Sino-Japanese ties stumble over Shanghai steel project

The Baoshan steel mill in Shanghai is an example of grandiose projects that have turned into frustrating economic problems between China and Japan. To many chinese, Baoshan is the symbol of a leftist holdover from the days fo the Cultural Revolution -- a huge, costly undertaking unsuited to the country's backward technology and severely limited financial means.

Baoshan was roundly criticized at the National People's Congress last fall and continues to be criticized by Shanghai citizens as an example of wasteful and polluting capital construction.

For the record, the Japanese have said little. Nippon Steel, the world's largest steelmaker and the principal contractor for the building of Baoshan, is in a particularly delicate position, awaiting the outcome of talks between the Chinese and Japanese governments on new loans to cover construction costs not only for Baoshan but for several other large petrochemical projects involving Japanese companies.

In private, however, Japanese sources in Tokyo and Peking contend that the original plan for Baoshan made sense both in terms of China's needs and of the costs involved. The Baoshan story goes back to November 1977, a year after the fall of the "gang of four" headed by Mao Tse-tung's widow, Jiang Qing.

Deputy Premier Li Xiannian, a close associate of the late Premier Chou En-lai , had once asked Yoshihiro Inayama, then chairman of Nippon Steel, to help China achieve Premier Chou's longtime dream of a new seaside integrated steel mill.

Mr. Inayama responded with enthusiasm to the request, and by December 1978, after several Japanese missions had commuted between Peking and Tokyo, the basic contracts were signed. Baoshan was to be an integrated steel mill, the latest in modern technology, producing 6 million tons of steel per year, with two blast furnaces, a seamless tube plant, and hot and cold rolling mills.

Besides the Japanese (principally Nippon Steel, but including Mitsubishi, Hitachi, and others), West German firms also signed substantial contracts.

Construction was to be in two stages. In the first stage, one blast furnace, a slabbing and blooming mill, coke ovens, a sinter plant, and a seamless tube plant were to be built, as well as a power station producing 700,000 kilowatts of electricity.

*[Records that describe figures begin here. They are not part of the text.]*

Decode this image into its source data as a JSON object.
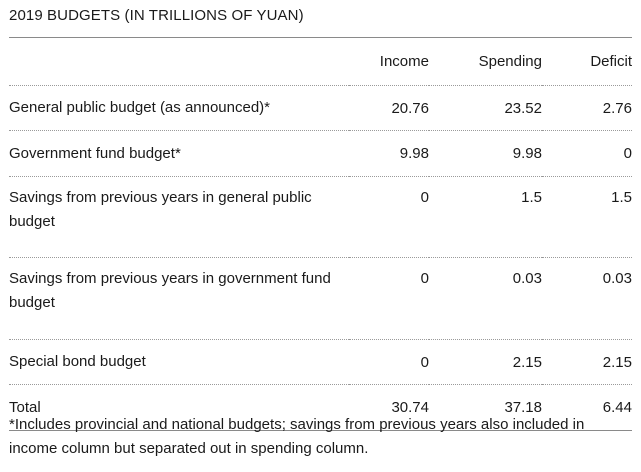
{
  "title": "2019 BUDGETS (IN TRILLIONS OF YUAN)",
  "columns": [
    "Income",
    "Spending",
    "Deficit"
  ],
  "rows": [
    {
      "label": "General public budget (as announced)*",
      "income": "20.76",
      "spending": "23.52",
      "deficit": "2.76"
    },
    {
      "label": "Government fund budget*",
      "income": "9.98",
      "spending": "9.98",
      "deficit": "0"
    },
    {
      "label": "Savings from previous years in general public budget",
      "income": "0",
      "spending": "1.5",
      "deficit": "1.5"
    },
    {
      "label": "Savings from previous years in government fund budget",
      "income": "0",
      "spending": "0.03",
      "deficit": "0.03"
    },
    {
      "label": "Special bond budget",
      "income": "0",
      "spending": "2.15",
      "deficit": "2.15"
    },
    {
      "label": "Total",
      "income": "30.74",
      "spending": "37.18",
      "deficit": "6.44"
    }
  ],
  "footnote": "*Includes provincial and national budgets; savings from previous years also included in income column but separated out in spending column."
}
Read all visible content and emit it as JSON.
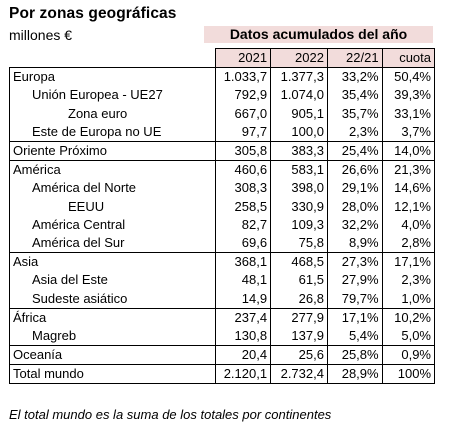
{
  "title": "Por zonas geográficas",
  "subtitle": "millones €",
  "header": "Datos acumulados del año",
  "columns": [
    "2021",
    "2022",
    "22/21",
    "cuota"
  ],
  "rows": [
    {
      "label": "Europa",
      "v2021": "1.033,7",
      "v2022": "1.377,3",
      "var": "33,2%",
      "cuota": "50,4%"
    },
    {
      "label": "Unión Europea - UE27",
      "v2021": "792,9",
      "v2022": "1.074,0",
      "var": "35,4%",
      "cuota": "39,3%"
    },
    {
      "label": "Zona euro",
      "v2021": "667,0",
      "v2022": "905,1",
      "var": "35,7%",
      "cuota": "33,1%"
    },
    {
      "label": "Este de Europa no UE",
      "v2021": "97,7",
      "v2022": "100,0",
      "var": "2,3%",
      "cuota": "3,7%"
    },
    {
      "label": "Oriente Próximo",
      "v2021": "305,8",
      "v2022": "383,3",
      "var": "25,4%",
      "cuota": "14,0%"
    },
    {
      "label": "América",
      "v2021": "460,6",
      "v2022": "583,1",
      "var": "26,6%",
      "cuota": "21,3%"
    },
    {
      "label": "América del Norte",
      "v2021": "308,3",
      "v2022": "398,0",
      "var": "29,1%",
      "cuota": "14,6%"
    },
    {
      "label": "EEUU",
      "v2021": "258,5",
      "v2022": "330,9",
      "var": "28,0%",
      "cuota": "12,1%"
    },
    {
      "label": "América Central",
      "v2021": "82,7",
      "v2022": "109,3",
      "var": "32,2%",
      "cuota": "4,0%"
    },
    {
      "label": "América del Sur",
      "v2021": "69,6",
      "v2022": "75,8",
      "var": "8,9%",
      "cuota": "2,8%"
    },
    {
      "label": "Asia",
      "v2021": "368,1",
      "v2022": "468,5",
      "var": "27,3%",
      "cuota": "17,1%"
    },
    {
      "label": "Asia del Este",
      "v2021": "48,1",
      "v2022": "61,5",
      "var": "27,9%",
      "cuota": "2,3%"
    },
    {
      "label": "Sudeste asiático",
      "v2021": "14,9",
      "v2022": "26,8",
      "var": "79,7%",
      "cuota": "1,0%"
    },
    {
      "label": "África",
      "v2021": "237,4",
      "v2022": "277,9",
      "var": "17,1%",
      "cuota": "10,2%"
    },
    {
      "label": "Magreb",
      "v2021": "130,8",
      "v2022": "137,9",
      "var": "5,4%",
      "cuota": "5,0%"
    },
    {
      "label": "Oceanía",
      "v2021": "20,4",
      "v2022": "25,6",
      "var": "25,8%",
      "cuota": "0,9%"
    },
    {
      "label": "Total mundo",
      "v2021": "2.120,1",
      "v2022": "2.732,4",
      "var": "28,9%",
      "cuota": "100%"
    }
  ],
  "footnote": "El total mundo es la suma de los totales por continentes"
}
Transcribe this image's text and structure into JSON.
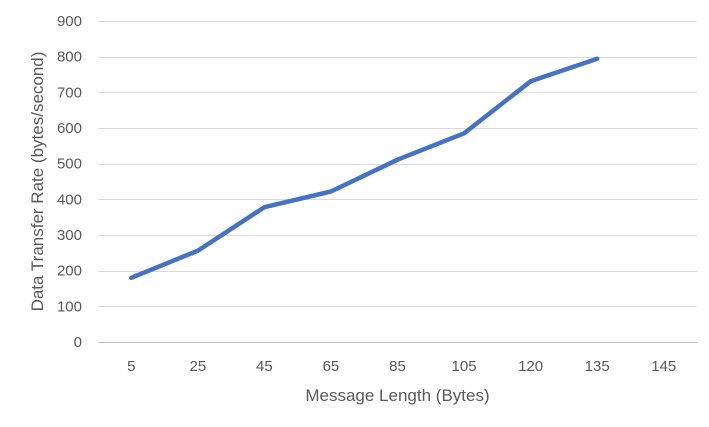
{
  "chart_data": {
    "type": "line",
    "title": "",
    "xlabel": "Message Length (Bytes)",
    "ylabel": "Data Transfer Rate (bytes/second)",
    "categories": [
      "5",
      "25",
      "45",
      "65",
      "85",
      "105",
      "120",
      "135",
      "145"
    ],
    "series": [
      {
        "color": "#4472c4",
        "values": [
          180,
          256,
          378,
          422,
          511,
          585,
          731,
          794,
          null
        ]
      }
    ],
    "ylim": [
      0,
      900
    ],
    "yticks": [
      "0",
      "100",
      "200",
      "300",
      "400",
      "500",
      "600",
      "700",
      "800",
      "900"
    ],
    "grid": true,
    "legend": "none"
  }
}
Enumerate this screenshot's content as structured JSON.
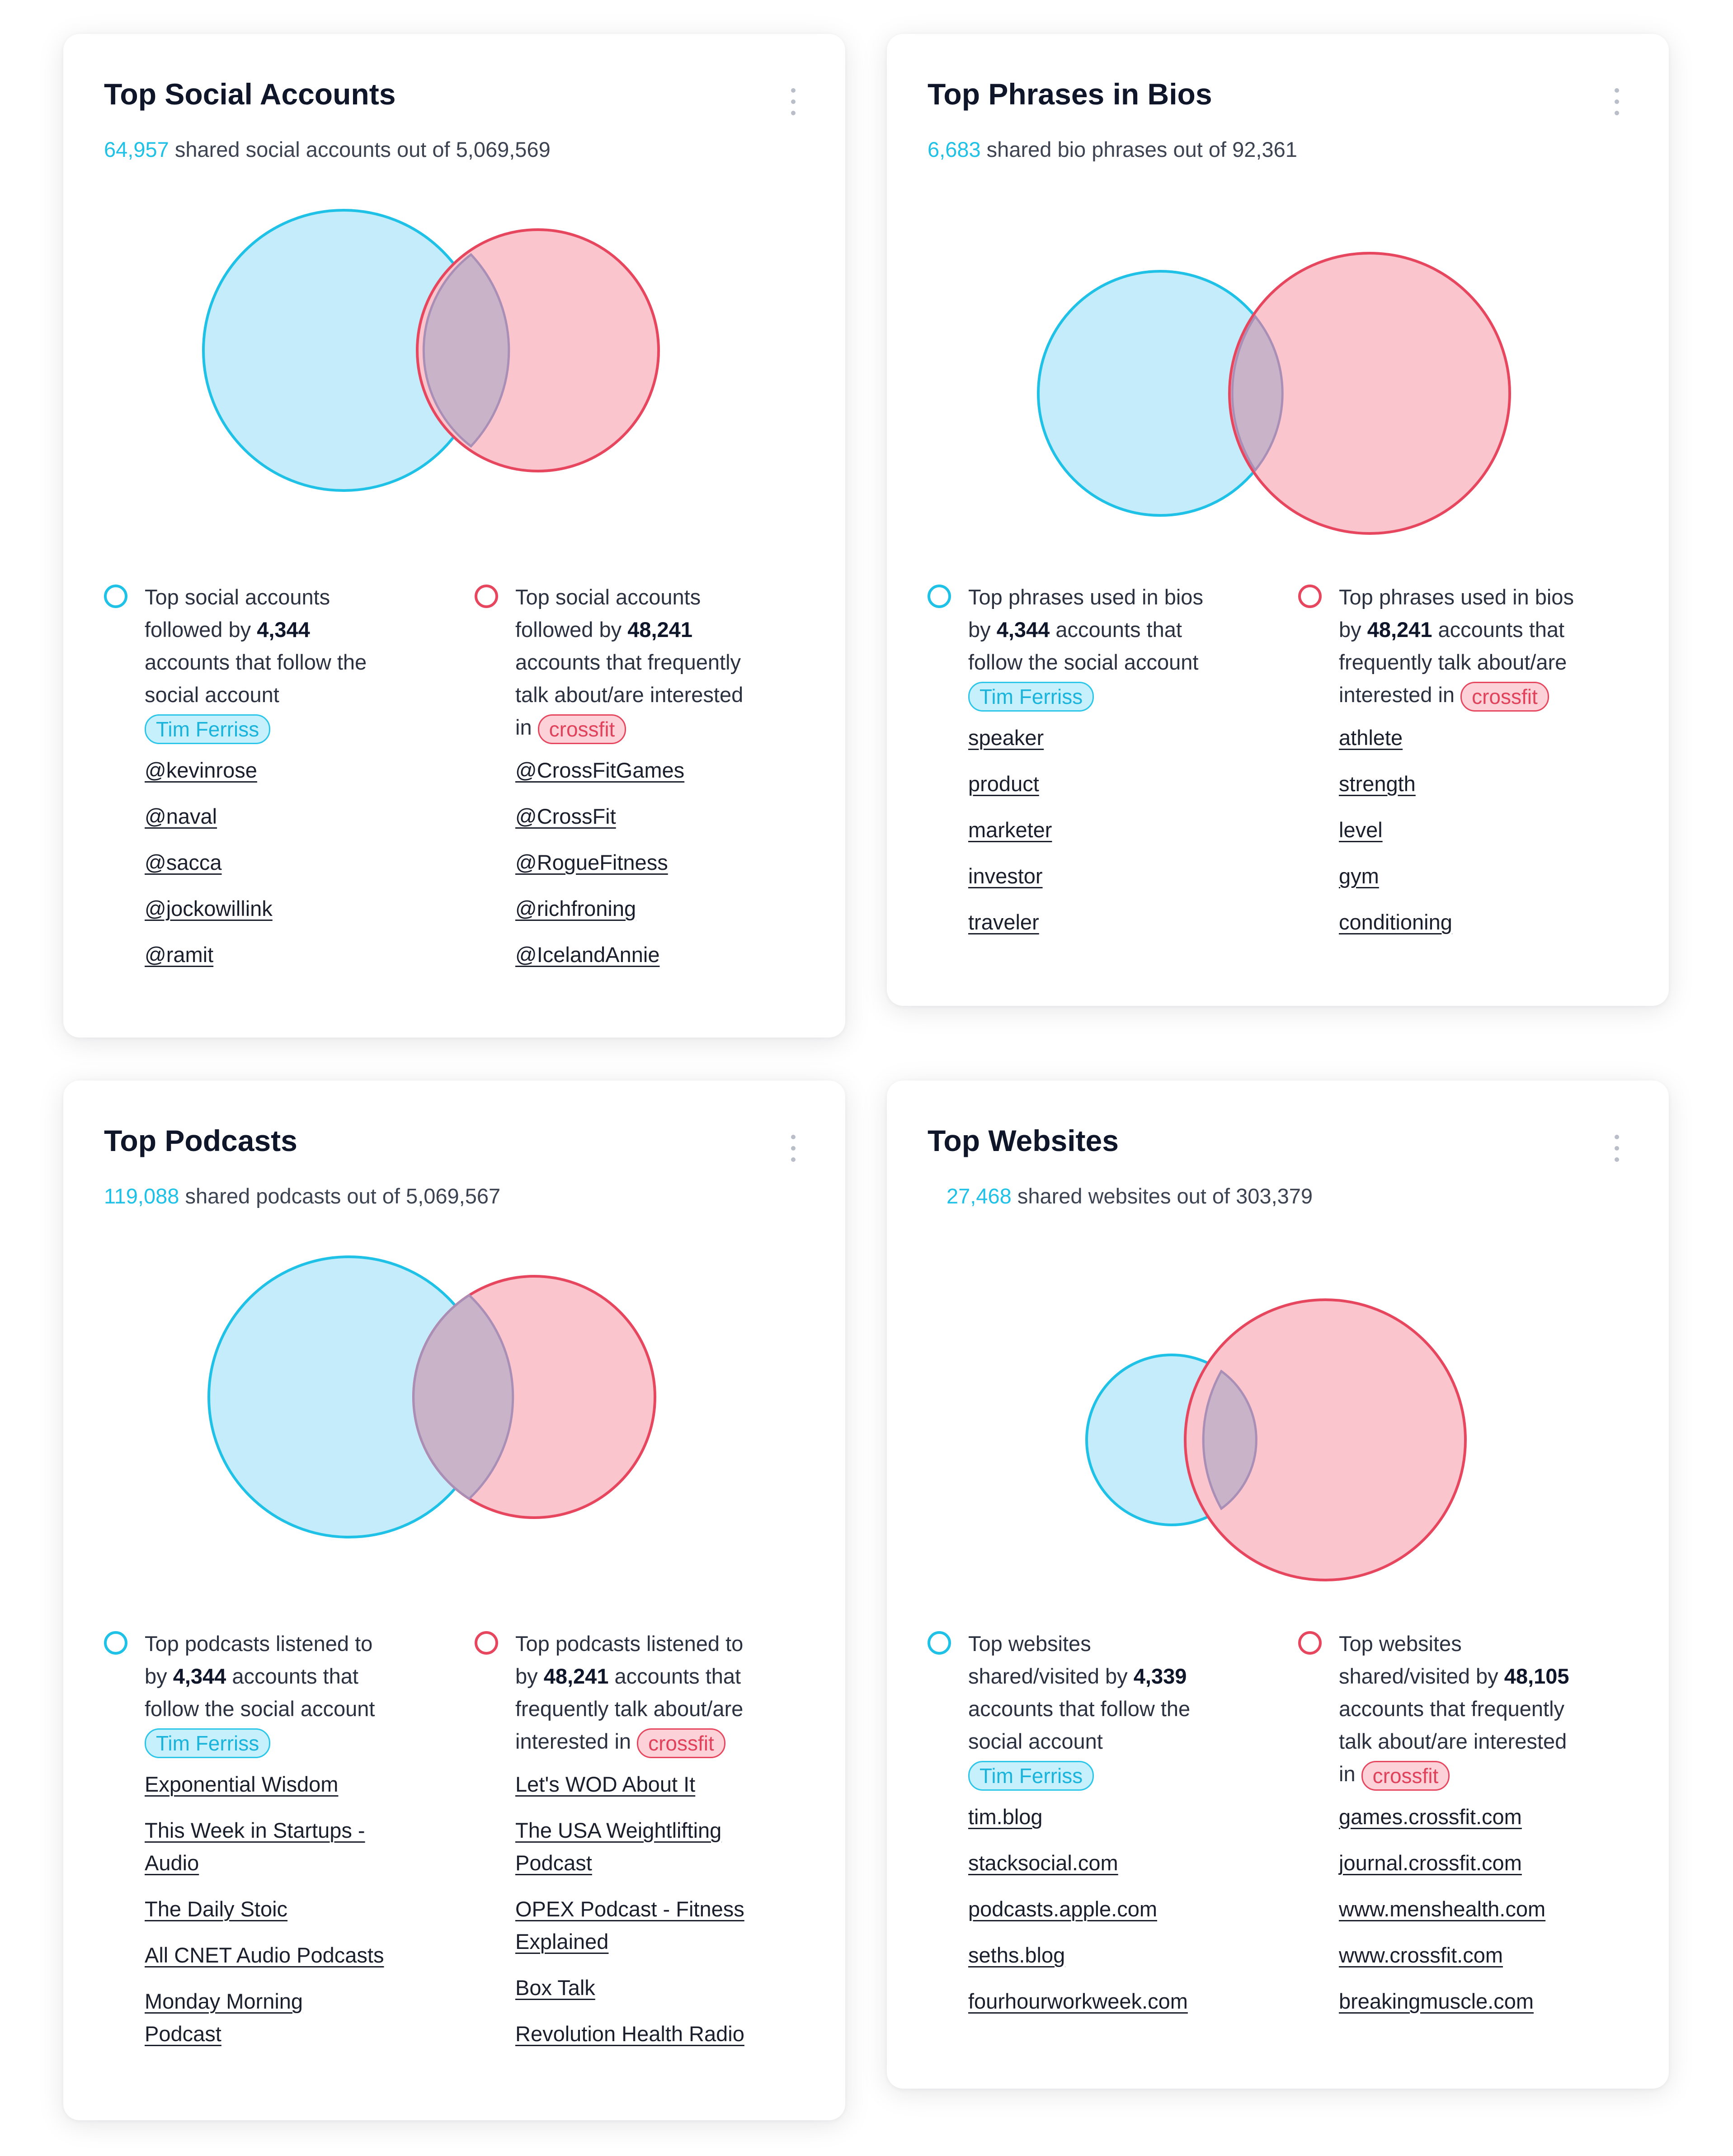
{
  "colors": {
    "cyan": "#1fc1e6",
    "cyan_fill": "#c5ecfa",
    "red": "#e6475f",
    "red_fill": "#fbc5ce",
    "overlap_fill": "#c8b3c9"
  },
  "menu_icon": "more-vertical-icon",
  "cards": {
    "social": {
      "title": "Top Social Accounts",
      "shared": "64,957",
      "shared_text": " shared social accounts out of 5,069,569",
      "left": {
        "text_a": "Top social accounts followed by ",
        "count": "4,344",
        "text_b": " accounts that follow the social account ",
        "chip": "Tim Ferriss",
        "items": [
          "@kevinrose",
          "@naval",
          "@sacca",
          "@jockowillink",
          "@ramit"
        ]
      },
      "right": {
        "text_a": "Top social accounts followed by ",
        "count": "48,241",
        "text_b": " accounts that frequently talk about/are interested in ",
        "chip": "crossfit",
        "items": [
          "@CrossFitGames",
          "@CrossFit",
          "@RogueFitness",
          "@richfroning",
          "@IcelandAnnie"
        ]
      }
    },
    "bios": {
      "title": "Top Phrases in Bios",
      "shared": "6,683",
      "shared_text": " shared bio phrases out of 92,361",
      "left": {
        "text_a": "Top phrases used in bios by ",
        "count": "4,344",
        "text_b": " accounts that follow the social account ",
        "chip": "Tim Ferriss",
        "items": [
          "speaker",
          "product",
          "marketer",
          "investor",
          "traveler"
        ]
      },
      "right": {
        "text_a": "Top phrases used in bios by ",
        "count": "48,241",
        "text_b": " accounts that frequently talk about/are interested in ",
        "chip": "crossfit",
        "items": [
          "athlete",
          "strength",
          "level",
          "gym",
          "conditioning"
        ]
      }
    },
    "podcasts": {
      "title": "Top Podcasts",
      "shared": "119,088",
      "shared_text": " shared podcasts out of 5,069,567",
      "left": {
        "text_a": "Top podcasts listened to by ",
        "count": "4,344",
        "text_b": " accounts that follow the social account ",
        "chip": "Tim Ferriss",
        "items": [
          "Exponential Wisdom",
          "This Week in Startups - Audio",
          "The Daily Stoic",
          "All CNET Audio Podcasts",
          "Monday Morning Podcast"
        ]
      },
      "right": {
        "text_a": "Top podcasts listened to by ",
        "count": "48,241",
        "text_b": " accounts that frequently talk about/are interested in ",
        "chip": "crossfit",
        "items": [
          "Let's WOD About It",
          "The USA Weightlifting Podcast",
          "OPEX Podcast - Fitness Explained",
          "Box Talk",
          "Revolution Health Radio"
        ]
      }
    },
    "websites": {
      "title": "Top Websites",
      "shared": "27,468",
      "shared_text": " shared websites out of 303,379",
      "left": {
        "text_a": "Top websites shared/visited by ",
        "count": "4,339",
        "text_b": " accounts that follow the social account ",
        "chip": "Tim Ferriss",
        "items": [
          "tim.blog",
          "stacksocial.com",
          "podcasts.apple.com",
          "seths.blog",
          "fourhourworkweek.com"
        ]
      },
      "right": {
        "text_a": "Top websites shared/visited by ",
        "count": "48,105",
        "text_b": " accounts that frequently talk about/are interested in ",
        "chip": "crossfit",
        "items": [
          "games.crossfit.com",
          "journal.crossfit.com",
          "www.menshealth.com",
          "www.crossfit.com",
          "breakingmuscle.com"
        ]
      }
    }
  }
}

In the second stage, a second blast furnace and hot and cold rolling mills were to be installed. The first stage would see production of 3 million tons of steel; the second stage, another 3 million tons. The first stage was to be completed by August 1982; the second, early in 1984.

Nippon Steel figured that total costs of imported machinery and equipment would come to about 940 billion yen (around $4.7 billion). adding another 30 percent or so as local construction costs, total would come roughly to $6 billion, or about $1,000 per ton. American sources say that a new plant in the US today would cost from $1,500 to $2,000 per ton. Chinese estimates presented to the National People's Congress in September calculated total costs at 22.7 billion yuan (about $15.13 billion).

Japanese sources say the discrepancy may be due partly to higher-than-expected local construction costs and partly to Chinese valuing the yuan at 2.8 to the dollar instead of 1.5, the rate prevailing during the congress.

By January of this year, 40 percent of the building of the first stage was complete. All the foundation work had been finished; buildings were beginning to rise and to house the machinery that was arriving from Japan.

Then the ax fell. The Chinese formally notified the Japanese that they were canceling the second stage. There would be no hot and cold rolling mills, and only one blast furnace.Production would be 3 million tons, not 6 million.

Japanese protested that 6 million tons was the smallest economic size an integrated steel mill of world caliber could expect to be. In addition, a single blast furnace meant unstable production.

The Chinese responded that they knew this, but could do nothing. Capital construction costs were being severely cut back all around the country, and there simply was no money to finance the second stage.

Since then construction has proceeded fitfully. Nippon Steel, most of whose contracts covered the first rather than the second stage, seemed to be in a somewhat better position than its Japanese collea gues or the West Germans.